The use of radioembolization has been shown to be successful for the treatment and downstaging of
hepatocellular carcinoma (HCC) as well as liver metastases, and advantages over traditional chemoembolizaion
have been reported. The local beta emissions from this technique have been shown to provide therapeutic effect
within the tumor. Dosages range from 110-150 Gy, but radiation delivered to malignant tissue is dependent on
distance from the yttrium source. Radiotherapy is only effective in treating HCC in doses above 50 Gy.

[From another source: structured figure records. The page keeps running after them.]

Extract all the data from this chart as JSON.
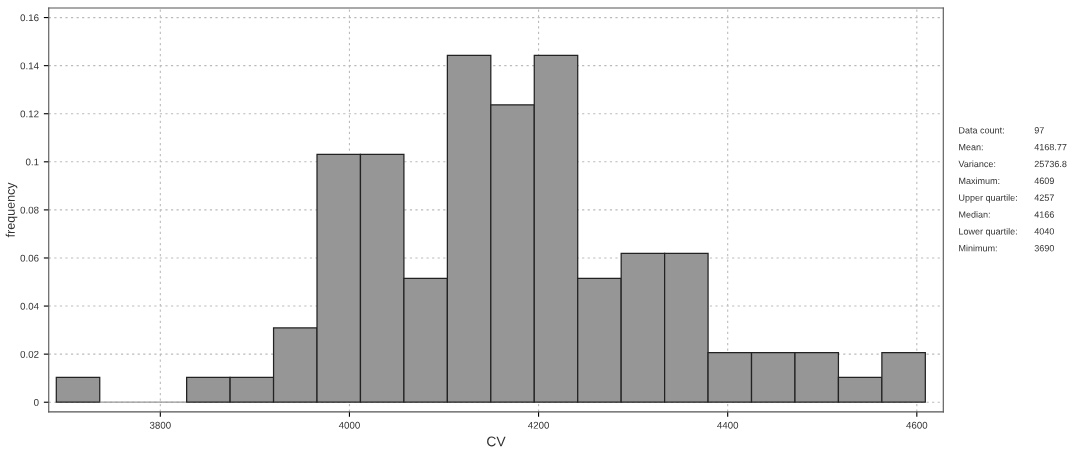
{
  "chart_data": {
    "type": "histogram",
    "xlabel": "CV",
    "ylabel": "frequency",
    "bins": [
      3690,
      3735.95,
      3781.9,
      3827.85,
      3873.8,
      3919.75,
      3965.7,
      4011.65,
      4057.6,
      4103.55,
      4149.5,
      4195.45,
      4241.4,
      4287.35,
      4333.3,
      4379.25,
      4425.2,
      4471.15,
      4517.1,
      4563.05,
      4609
    ],
    "values": [
      0.0103,
      0,
      0,
      0.0103,
      0.0103,
      0.0309,
      0.1031,
      0.1031,
      0.0515,
      0.1443,
      0.1237,
      0.1443,
      0.0515,
      0.0619,
      0.0619,
      0.0206,
      0.0206,
      0.0206,
      0.0103,
      0.0206
    ],
    "color": "#969696",
    "xlim": [
      3682,
      4628
    ],
    "ylim": [
      -0.004,
      0.164
    ],
    "xticks": [
      3800,
      4000,
      4200,
      4400,
      4600
    ],
    "yticks": [
      0,
      0.02,
      0.04,
      0.06,
      0.08,
      0.1,
      0.12,
      0.14,
      0.16
    ],
    "grid": true,
    "annotations": [
      "Data count: 97",
      "Mean: 4168.77",
      "Variance: 25736.8",
      "Maximum: 4609",
      "Upper quartile: 4257",
      "Median: 4166",
      "Lower quartile: 4040",
      "Minimum: 3690"
    ]
  }
}
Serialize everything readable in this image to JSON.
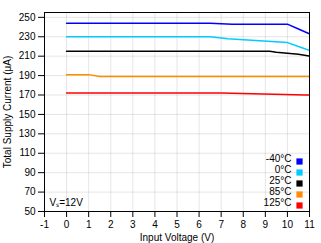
{
  "chart_data": {
    "type": "line",
    "title": "",
    "xlabel": "Input Voltage (V)",
    "ylabel": "Total Supply Current (μA)",
    "annotation": "Vₛ=12V",
    "xlim": [
      -1,
      11
    ],
    "ylim": [
      50,
      255
    ],
    "xticks": [
      -1,
      0,
      1,
      2,
      3,
      4,
      5,
      6,
      7,
      8,
      9,
      10,
      11
    ],
    "yticks": [
      50,
      70,
      90,
      110,
      130,
      150,
      170,
      190,
      210,
      230,
      250
    ],
    "grid": true,
    "legend": "lower right",
    "series": [
      {
        "name": "-40°C",
        "color": "#0000FF",
        "x": [
          0.0,
          6.5,
          7.5,
          10.0,
          10.5,
          11.0
        ],
        "values": [
          244,
          244,
          243,
          243,
          238,
          233
        ]
      },
      {
        "name": "0°C",
        "color": "#00CCFF",
        "x": [
          0.0,
          4.5,
          6.5,
          7.3,
          10.0,
          10.5,
          11.0
        ],
        "values": [
          230,
          230,
          230,
          228,
          224,
          220,
          216
        ]
      },
      {
        "name": "25°C",
        "color": "#000000",
        "x": [
          0.0,
          9.2,
          9.5,
          10.0,
          10.5,
          11.0
        ],
        "values": [
          215,
          215,
          214,
          213,
          212,
          210
        ]
      },
      {
        "name": "85°C",
        "color": "#FF8C00",
        "x": [
          0.0,
          1.0,
          1.5,
          7.0,
          10.8,
          11.0
        ],
        "values": [
          191,
          191,
          189,
          189,
          189,
          189
        ]
      },
      {
        "name": "125°C",
        "color": "#FF0000",
        "x": [
          0.0,
          7.0,
          10.8,
          11.0
        ],
        "values": [
          172,
          172,
          170,
          170
        ]
      }
    ]
  }
}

Consequently, treatment response after radioembolization is between 25-60% when based on response criteria
in solid tumors (mRECIST). We propose to use ultrasound-triggered microbubble destruction (UTMD) to improve
radioembolization of HCC. This technique uses commercial ultrasound contrast agents, whose ultrasound
triggered cavitation results in a variety of well documented bioeffects. Localized microbubble cavitation has been
shown to sensitize malignant tissue to radiotherapy by inducing vascular endothelial-cell apoptosis. Thus,
localized UTMD after radioembolization of HCC may potentially improve tumor response by selectively
sensitizing malignant tissue to radiotherapy. In addition, the rate of contrast reperfusion after a destructive pulse
can be quantified and used to estimate blood perfusion and fractional vascularity. Changes in fractional
vascularity and perfusion may be a potential earlier indicator of treatment response, thereby enabling earlier
retreatment in non-responding patients.
We propose a clinical trial using localized microbubble cavitation followed by imaging of contrast washing
back into the tumor (termed reperfusion) to improve patient outcomes and predict treatment response earlier
than the current clinical standards. Patients scheduled for radioembolization of HCC will be randomized to
receive radioembolization alone or radioembolization in combination with a contrast ultrasound exam 2-4 hours
and 7 and 14 days post radioembolization. A flash destruction-replenishment technique will be used to induce
microbubble cavitation at multiple planes within the tumor vasculature. Tumoral response, safety, radioactive
bead distribution, liver function, and alpha fetal protein, will then be evaluated and compared between groups.
As a secondary aim, tumor perfusion will be quantified in the experimental group based on the rate of contrast
agent reperfusion following each destructive ultrasound pulse. Patients will then be stratified according to
mRECIST criteria 3-4 months post treatment based on their clinically scheduled follow-up MRI/CT study.
Microbubble-derived tumor reperfusion rate will be compared between groups to determine if treatment response
can be predicted 7-14 days post therapy. Once validated, this technique is expected to improve patient outcomes
by selectively sensitizing malignant tissue to radiotherapy, and by enabling alternative forms of treatment through
earlier identification of patients not responding to therapy.